Thirteen years ago, on this day, I found myself on the shopping adventure of a lifetime. Or from hell, depending on your point of view. See, I had a new boyfriend, and it was his birthday. And so I went shopping with his best friend, and we were going over to his parents house for dinner and cake. I figured, who better to help me shop than his best friend. Boy was I ever wrong. I decided to get him the new Metallica Box Set that had just come out. Problem was, no one had it in stock. We found ourselves at the mall, and the next thing I know, I'm being talked into going up the down escalator. The crazy thing, is that I did it. And of course, at the top I fell and got chewed up by the steps. Next thing I know, we are running across a busy local highway to a music shop. We found our box set, realized we were going to be late for dinner and made a mad dash to the other side of town. I walked into the house, bleeding, bruised and looking a little worse for the wear. My sweet man laughed at the story, kissed me and then patched me up.
And much of the last 13 years has been more of the same. His strong arms have picked me up every time I have fallen. He has held me close when I thought I would shatter into a million pieces. Every time I have called him hysterical about some major disaster that has happened (fire, broken children, what-have-you), he has, even with my protests, dropped everything and come home. When my own body was tattered and broken after a horrible car wreck, he was the one who kept me going. He offered me encouragement, and rubbed my knotted muscles.. he reassured me over and over that someday in fact things would get better. They never have completely, and never will, and he still makes accommodations for me. He was the one who saved my life when I sunk into a dark depression. And then he got mad at me, and at the time I thought he was a complete arse. Here I needed him more than I ever had, and he was pissed off at me. At the time I didn't realize that he was angry at me for being selfish, and not seeing the big picture, and who else I was affecting. I did, much later, and I loved him for it.

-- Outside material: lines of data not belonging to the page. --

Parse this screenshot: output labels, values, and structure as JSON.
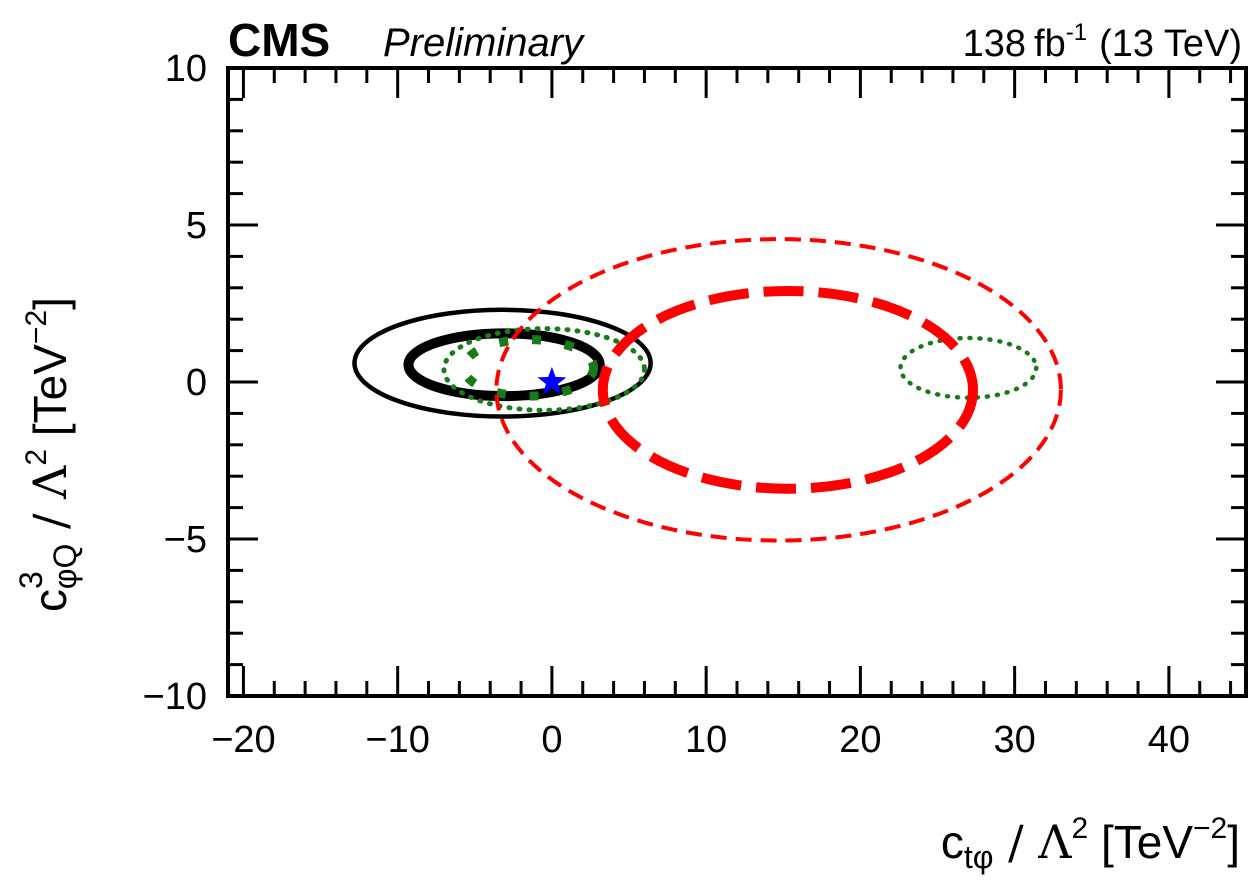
{
  "header": {
    "experiment": "CMS",
    "status": "Preliminary",
    "lumi_value": "138",
    "lumi_unit": "fb",
    "lumi_exp": "-1",
    "energy": "(13 TeV)"
  },
  "chart_data": {
    "type": "contour",
    "xlabel": {
      "c": "c",
      "sub": "tφ",
      "rest": " / Λ",
      "sq": "2",
      "unit": " [TeV",
      "uexp": "−2",
      "close": "]"
    },
    "ylabel": {
      "c": "c",
      "sup": "3",
      "sub": "φQ",
      "rest": " / Λ",
      "sq": "2",
      "unit": " [TeV",
      "uexp": "−2",
      "close": "]"
    },
    "xlim": [
      -21,
      45
    ],
    "ylim": [
      -10,
      10
    ],
    "x_ticks": [
      -20,
      -10,
      0,
      10,
      20,
      30,
      40
    ],
    "x_tick_labels": [
      "−20",
      "−10",
      "0",
      "10",
      "20",
      "30",
      "40"
    ],
    "y_ticks": [
      -10,
      -5,
      0,
      5,
      10
    ],
    "y_tick_labels": [
      "−10",
      "−5",
      "0",
      "5",
      "10"
    ],
    "contours": [
      {
        "kind": "black-solid-thin",
        "color": "#000000",
        "cx": -3.2,
        "cy": 0.6,
        "rx": 9.6,
        "ry": 1.7
      },
      {
        "kind": "black-solid-thick",
        "color": "#000000",
        "cx": -3.1,
        "cy": 0.55,
        "rx": 6.2,
        "ry": 1.0
      },
      {
        "kind": "green-dotted-outer-left",
        "color": "#1a7a1a",
        "cx": -0.5,
        "cy": 0.4,
        "rx": 6.5,
        "ry": 1.3
      },
      {
        "kind": "green-dotted-thick-left",
        "color": "#1a7a1a",
        "cx": -1.5,
        "cy": 0.45,
        "rx": 4.2,
        "ry": 0.9
      },
      {
        "kind": "green-dotted-outer-right",
        "color": "#1a7a1a",
        "cx": 27.0,
        "cy": 0.45,
        "rx": 4.4,
        "ry": 0.95
      },
      {
        "kind": "red-dashed-thin",
        "color": "#ff0000",
        "cx": 14.7,
        "cy": -0.25,
        "rx": 18.3,
        "ry": 4.8
      },
      {
        "kind": "red-dashed-thick",
        "color": "#ff0000",
        "cx": 15.3,
        "cy": -0.25,
        "rx": 12.0,
        "ry": 3.15
      }
    ],
    "best_fit": {
      "x": 0,
      "y": 0,
      "color": "#0000ff",
      "marker": "star"
    }
  }
}
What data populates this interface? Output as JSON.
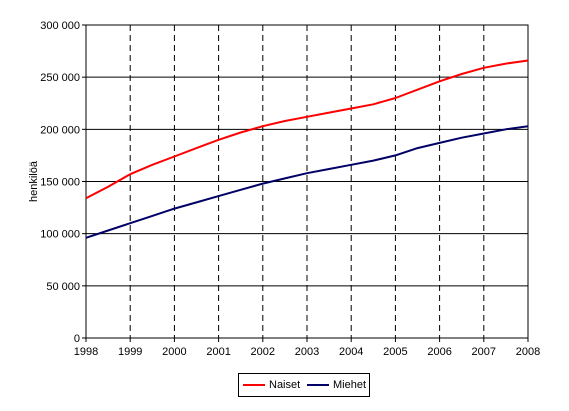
{
  "chart_data": {
    "type": "line",
    "title": "",
    "xlabel": "",
    "ylabel": "henkilöä",
    "x_ticks": [
      "1998",
      "1999",
      "2000",
      "2001",
      "2002",
      "2003",
      "2004",
      "2005",
      "2006",
      "2007",
      "2008"
    ],
    "y_ticks": [
      "0",
      "50 000",
      "100 000",
      "150 000",
      "200 000",
      "250 000",
      "300 000"
    ],
    "xlim": [
      1998,
      2008
    ],
    "ylim": [
      0,
      300000
    ],
    "grid": "horizontal solid, vertical dashed",
    "legend": "bottom",
    "series": [
      {
        "name": "Naiset",
        "color": "#ff0000",
        "points": [
          [
            1998,
            134000
          ],
          [
            1998.5,
            145000
          ],
          [
            1999,
            157000
          ],
          [
            1999.5,
            166000
          ],
          [
            2000,
            174000
          ],
          [
            2000.5,
            182000
          ],
          [
            2001,
            190000
          ],
          [
            2001.5,
            197000
          ],
          [
            2002,
            203000
          ],
          [
            2002.5,
            208000
          ],
          [
            2003,
            212000
          ],
          [
            2003.5,
            216000
          ],
          [
            2004,
            220000
          ],
          [
            2004.5,
            224000
          ],
          [
            2005,
            230000
          ],
          [
            2005.5,
            238000
          ],
          [
            2006,
            246000
          ],
          [
            2006.5,
            253000
          ],
          [
            2007,
            259000
          ],
          [
            2007.5,
            263000
          ],
          [
            2008,
            266000
          ]
        ]
      },
      {
        "name": "Miehet",
        "color": "#000066",
        "points": [
          [
            1998,
            96000
          ],
          [
            1998.5,
            103000
          ],
          [
            1999,
            110000
          ],
          [
            1999.5,
            117000
          ],
          [
            2000,
            124000
          ],
          [
            2000.5,
            130000
          ],
          [
            2001,
            136000
          ],
          [
            2001.5,
            142000
          ],
          [
            2002,
            148000
          ],
          [
            2002.5,
            153000
          ],
          [
            2003,
            158000
          ],
          [
            2003.5,
            162000
          ],
          [
            2004,
            166000
          ],
          [
            2004.5,
            170000
          ],
          [
            2005,
            175000
          ],
          [
            2005.5,
            182000
          ],
          [
            2006,
            187000
          ],
          [
            2006.5,
            192000
          ],
          [
            2007,
            196000
          ],
          [
            2007.5,
            200000
          ],
          [
            2008,
            203000
          ]
        ]
      }
    ]
  }
}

Over the past 13 years I have watched him mature from a foolish young "boy", to a wonderful man. He is compassionate, gentle, and as patient as Mother Teresa herself. He rarely gets mad, but if he does you know he has a good reason. (or he's being completely unreasonable, but that's a different story). He is a wonderful father and a fabulous role model to our children. Especially our son, showing him what a good dad should be like. He has an obscure sense of humor, and one of my favorite things is to hear him laughing right from his soul.
But most of all, he has put up with me and my crap for 13 years. He never tells me that my ideas are stupid. He hardly ever raises his voice and has never cursed at me. (well, maybe once but that was a long time ago and I think I'm sure I deserved it). He loves without questioning, without judging, and without fail. He has stood behind me and supported every crazy thing I have ever wanted to do. I'm sure I can't say that I have done the same for him, and that makes me a little sad. He has been the force that has kept me going all these years, and I am forever indebted to him for it.
Today, is his birthday, and I wish him many happy returns of the day.